In a nutshell, a parallel import is an item that’s brought into another country where the seller of the product hasn’t sought permission from the trademark owner. For example, if you’re selling Nike trainers on your Amazon page and you haven’t gotten permission from Nike — the owner of the Nike trademark — and you ship a pair of shoes to someone in another country, you’re selling a parallel import.
It’s important to note that a parallel import does not include counterfeit goods, like bootleg copies of things like DVDs or electronic products. Parallel imports are only goods that are genuine and authentic. That’s why they are referred to as a “grey market” product, as opposed to a black market product. The importation and sale of genuine goods by unauthorised dealers is unofficial but not illegal.

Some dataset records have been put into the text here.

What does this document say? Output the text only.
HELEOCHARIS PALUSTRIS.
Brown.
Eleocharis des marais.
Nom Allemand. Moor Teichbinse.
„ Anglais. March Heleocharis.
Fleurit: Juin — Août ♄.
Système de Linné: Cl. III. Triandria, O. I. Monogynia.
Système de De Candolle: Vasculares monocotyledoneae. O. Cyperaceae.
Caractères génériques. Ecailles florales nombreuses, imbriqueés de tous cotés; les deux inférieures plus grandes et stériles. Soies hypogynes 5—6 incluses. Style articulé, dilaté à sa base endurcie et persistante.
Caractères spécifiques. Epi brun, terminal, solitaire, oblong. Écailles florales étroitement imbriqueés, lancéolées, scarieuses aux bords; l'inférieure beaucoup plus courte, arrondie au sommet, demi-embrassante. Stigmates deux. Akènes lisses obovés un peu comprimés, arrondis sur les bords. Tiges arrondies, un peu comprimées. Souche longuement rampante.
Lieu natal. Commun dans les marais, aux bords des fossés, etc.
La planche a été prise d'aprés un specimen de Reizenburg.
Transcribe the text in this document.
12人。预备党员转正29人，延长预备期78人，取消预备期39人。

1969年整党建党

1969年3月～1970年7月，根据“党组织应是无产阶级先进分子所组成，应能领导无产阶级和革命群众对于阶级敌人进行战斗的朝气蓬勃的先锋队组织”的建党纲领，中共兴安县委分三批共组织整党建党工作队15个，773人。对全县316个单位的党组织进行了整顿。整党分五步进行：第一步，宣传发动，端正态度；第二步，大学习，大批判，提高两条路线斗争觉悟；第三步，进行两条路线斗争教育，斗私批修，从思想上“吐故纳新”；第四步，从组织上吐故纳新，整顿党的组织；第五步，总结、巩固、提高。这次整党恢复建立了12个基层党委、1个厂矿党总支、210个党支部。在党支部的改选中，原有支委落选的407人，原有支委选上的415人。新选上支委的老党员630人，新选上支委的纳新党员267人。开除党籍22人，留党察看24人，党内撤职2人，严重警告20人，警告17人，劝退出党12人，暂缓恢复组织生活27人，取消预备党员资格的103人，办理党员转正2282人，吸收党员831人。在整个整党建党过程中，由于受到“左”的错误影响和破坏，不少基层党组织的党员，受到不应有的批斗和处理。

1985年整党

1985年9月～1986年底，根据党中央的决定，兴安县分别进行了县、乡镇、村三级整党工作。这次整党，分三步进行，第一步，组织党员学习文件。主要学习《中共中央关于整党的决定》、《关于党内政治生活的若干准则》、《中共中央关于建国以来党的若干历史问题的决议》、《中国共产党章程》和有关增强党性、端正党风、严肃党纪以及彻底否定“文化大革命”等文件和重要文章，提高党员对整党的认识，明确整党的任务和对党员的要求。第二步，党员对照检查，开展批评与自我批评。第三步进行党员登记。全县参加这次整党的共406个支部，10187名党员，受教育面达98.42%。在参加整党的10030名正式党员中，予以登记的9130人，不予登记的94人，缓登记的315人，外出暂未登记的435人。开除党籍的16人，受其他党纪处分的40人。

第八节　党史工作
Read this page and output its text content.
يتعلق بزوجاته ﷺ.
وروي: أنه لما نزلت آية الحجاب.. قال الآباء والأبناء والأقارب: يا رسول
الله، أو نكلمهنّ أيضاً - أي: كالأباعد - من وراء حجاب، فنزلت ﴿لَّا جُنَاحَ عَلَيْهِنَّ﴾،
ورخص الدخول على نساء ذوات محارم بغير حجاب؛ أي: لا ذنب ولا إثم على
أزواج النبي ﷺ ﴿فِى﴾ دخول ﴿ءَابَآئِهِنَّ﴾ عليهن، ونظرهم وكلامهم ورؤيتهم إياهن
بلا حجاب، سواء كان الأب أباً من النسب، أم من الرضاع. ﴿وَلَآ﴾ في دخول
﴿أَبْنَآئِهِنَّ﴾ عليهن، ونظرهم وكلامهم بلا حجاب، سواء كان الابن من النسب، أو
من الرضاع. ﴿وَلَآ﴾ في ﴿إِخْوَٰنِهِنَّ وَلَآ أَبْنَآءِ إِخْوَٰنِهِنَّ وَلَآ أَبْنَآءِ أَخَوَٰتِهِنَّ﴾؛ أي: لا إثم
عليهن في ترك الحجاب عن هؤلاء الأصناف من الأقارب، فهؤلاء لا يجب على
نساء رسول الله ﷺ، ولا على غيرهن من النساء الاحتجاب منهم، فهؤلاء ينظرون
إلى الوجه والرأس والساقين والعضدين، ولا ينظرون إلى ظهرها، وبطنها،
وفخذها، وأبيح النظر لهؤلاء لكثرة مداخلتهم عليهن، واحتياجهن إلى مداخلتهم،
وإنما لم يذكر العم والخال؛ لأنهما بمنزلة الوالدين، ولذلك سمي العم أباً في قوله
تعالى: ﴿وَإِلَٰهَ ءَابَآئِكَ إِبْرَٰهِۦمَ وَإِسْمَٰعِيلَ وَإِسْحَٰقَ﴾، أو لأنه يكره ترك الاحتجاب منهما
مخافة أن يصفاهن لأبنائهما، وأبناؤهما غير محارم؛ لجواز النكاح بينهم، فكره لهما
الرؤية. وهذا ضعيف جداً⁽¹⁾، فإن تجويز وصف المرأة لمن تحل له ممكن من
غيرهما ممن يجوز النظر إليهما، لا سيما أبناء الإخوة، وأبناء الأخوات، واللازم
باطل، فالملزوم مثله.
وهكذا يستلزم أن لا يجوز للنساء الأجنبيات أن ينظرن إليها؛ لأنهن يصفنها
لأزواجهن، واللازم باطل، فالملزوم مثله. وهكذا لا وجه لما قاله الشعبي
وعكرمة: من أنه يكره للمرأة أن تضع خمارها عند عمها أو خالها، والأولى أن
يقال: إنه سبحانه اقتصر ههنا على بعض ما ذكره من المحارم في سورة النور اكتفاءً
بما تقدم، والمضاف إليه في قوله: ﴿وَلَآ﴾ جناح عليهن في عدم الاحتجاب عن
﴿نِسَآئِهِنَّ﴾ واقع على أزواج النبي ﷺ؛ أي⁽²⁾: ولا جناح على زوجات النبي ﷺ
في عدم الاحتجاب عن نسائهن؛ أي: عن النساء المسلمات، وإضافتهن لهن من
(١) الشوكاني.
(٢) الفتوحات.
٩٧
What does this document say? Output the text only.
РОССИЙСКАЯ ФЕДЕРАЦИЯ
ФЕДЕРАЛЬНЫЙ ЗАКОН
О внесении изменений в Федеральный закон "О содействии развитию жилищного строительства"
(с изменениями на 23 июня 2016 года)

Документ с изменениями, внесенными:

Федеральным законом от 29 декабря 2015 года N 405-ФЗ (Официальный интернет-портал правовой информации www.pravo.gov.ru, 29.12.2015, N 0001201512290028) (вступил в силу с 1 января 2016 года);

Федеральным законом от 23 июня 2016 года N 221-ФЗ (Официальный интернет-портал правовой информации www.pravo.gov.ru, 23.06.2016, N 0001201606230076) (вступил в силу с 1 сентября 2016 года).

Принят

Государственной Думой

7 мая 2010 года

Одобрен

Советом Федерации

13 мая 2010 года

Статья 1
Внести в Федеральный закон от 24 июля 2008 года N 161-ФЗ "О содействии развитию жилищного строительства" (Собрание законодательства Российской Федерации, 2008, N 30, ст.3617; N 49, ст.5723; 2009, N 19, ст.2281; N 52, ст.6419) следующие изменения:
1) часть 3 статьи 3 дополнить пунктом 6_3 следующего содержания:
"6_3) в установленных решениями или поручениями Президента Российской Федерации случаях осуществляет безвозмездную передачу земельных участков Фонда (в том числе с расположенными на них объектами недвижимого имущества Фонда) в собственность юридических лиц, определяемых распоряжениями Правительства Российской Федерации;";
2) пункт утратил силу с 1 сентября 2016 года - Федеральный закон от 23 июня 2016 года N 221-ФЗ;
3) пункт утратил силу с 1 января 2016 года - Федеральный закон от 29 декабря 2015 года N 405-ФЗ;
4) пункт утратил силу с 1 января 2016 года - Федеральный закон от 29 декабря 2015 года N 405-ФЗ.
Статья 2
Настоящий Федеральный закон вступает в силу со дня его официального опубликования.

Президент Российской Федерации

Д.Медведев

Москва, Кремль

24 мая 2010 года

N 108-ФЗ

Traditionally, government policy has supported parallel importing, save for certain categories of protected products. In theory, parallel importation increases competition and forces prices down for consumers. Brand owners, manufacturers and suppliers have typically resisted parallel imports because they undermine existing distribution channels and result in products tailored and priced for a specific overseas market being distributed in a different region, where they may not meet local regulations or consumer expectations.
Your business obligations
If you sell, or plan to sell, any sort of parallel import in Australia, the ACCC recommends you understand your obligations to consumers.
You need to:
- be aware of, and comply with, product safety and labelling requirements
- provide accurate information to consumers about the products you sell
- ensure that you do not mislead consumers about their refund, return and warranty rights, and
- understand your general obligations under the Australian Consumer Law (ACL) when selling these products
The ACCC suggests you may also want to establish a formal record keeping system (compliance system) to ensure you are meeting your obligations and can appropriately address any consumer concerns or complaints.
Swings and roundabouts
While there are potential benefits to consumers in being able to access products that are cheaper or otherwise not available in Australia, parallel imports can be a problem if the consumer experiences difficulties with the product. In relation to refunds, returns and warranties, the ACCC emphasizes that you, as the seller of the parallel product, will be responsible if something goes wrong. For example, if a product develops a fault, you will be responsible for addressing the problem including providing a repair, replacement or refund within a reasonable time under the consumer guarantee provisions of the ACL.
You will be responsible for providing an appropriate remedy, not only as a supplier of the product but also potentially as the deemed manufacturer/distributor, placing additional responsibilities on you. There is no obligation on the local manufacturer or authorised distributor as they will not be considered connected to the supply of the products in Australia.
Two sides to the parallel imports coin
With the impact of changing technology and shifting consumer purchasing practices (such as online buying), it’s not surprising that every country has trade in parallel imports. Restrictions on parallel imports are similar to other import restrictions (such as tariffs) in that they benefit local producers by shielding them from international competition.
Those favouring parallel imports argue that international price discrimination or distribution inefficiencies in authorised distribution channels artificially restrict competition to the disadvantage of consumers in countries having higher prices. They say that parallel imports foster competition and efficiency, thus benefiting consumers in importing countries.
The seller can make a tidy profit because of the price differentials between countries – in fact, parallel imports cannot exist without these price differences. Manufacturers and authorized distributors point out that there are often sound reasons for price differences between countries, such as (in the case of cars and motorbikes) all-inclusive costs of servicing the product after the sale. It is also a point of contention that certain products have not been built for Australian conditions and may not perform to expectation.
A more questionable strategy in regard to parallel imports, is free riding or the practice of selling goods identical to those sold by full-service dealers without incurring the expenses of promoting and servicing the product. Such free riding falls into two categories: advertising free riding and point-of-sale free riding. An advertising free rider takes advantage of the advertising and marketing efforts of authorised sellers, reaping consumer recognition and other benefits that flow from this advertising without incurring the attendant expense. The second but distinct form of free riding, point-of-sale free riding refers to the failure of an importer to provide various ancillary services that consumers desire. Such services range from product instruction, to the maintenance of an inventory of spare and auxiliary parts, or the provision of warranty or repair services. Another type of free rider may also sell trademarked goods without taking sufficient safeguards to ensure product integrity. For example, by compromising on packing, transportation, storage, or inspection costs in order to keep the price of goods lower.
Parallel imports are here to stay. At their best the consumer can save heaps on such things as brand-name pharmacueticals, electrical goods and even grocery items. But at worst, you can be stuck with a big-ticket item such as boat, car or bike that no-one wants to repair in the event of a problem. The usual buyer safeguards apply to purchases of every kind, whether they are parallel imports or not. Needless to say, consumers should research the product thoroughly before making a decision. And sellers of parallel imports should be honest and upfront for the sake of their continued business growth.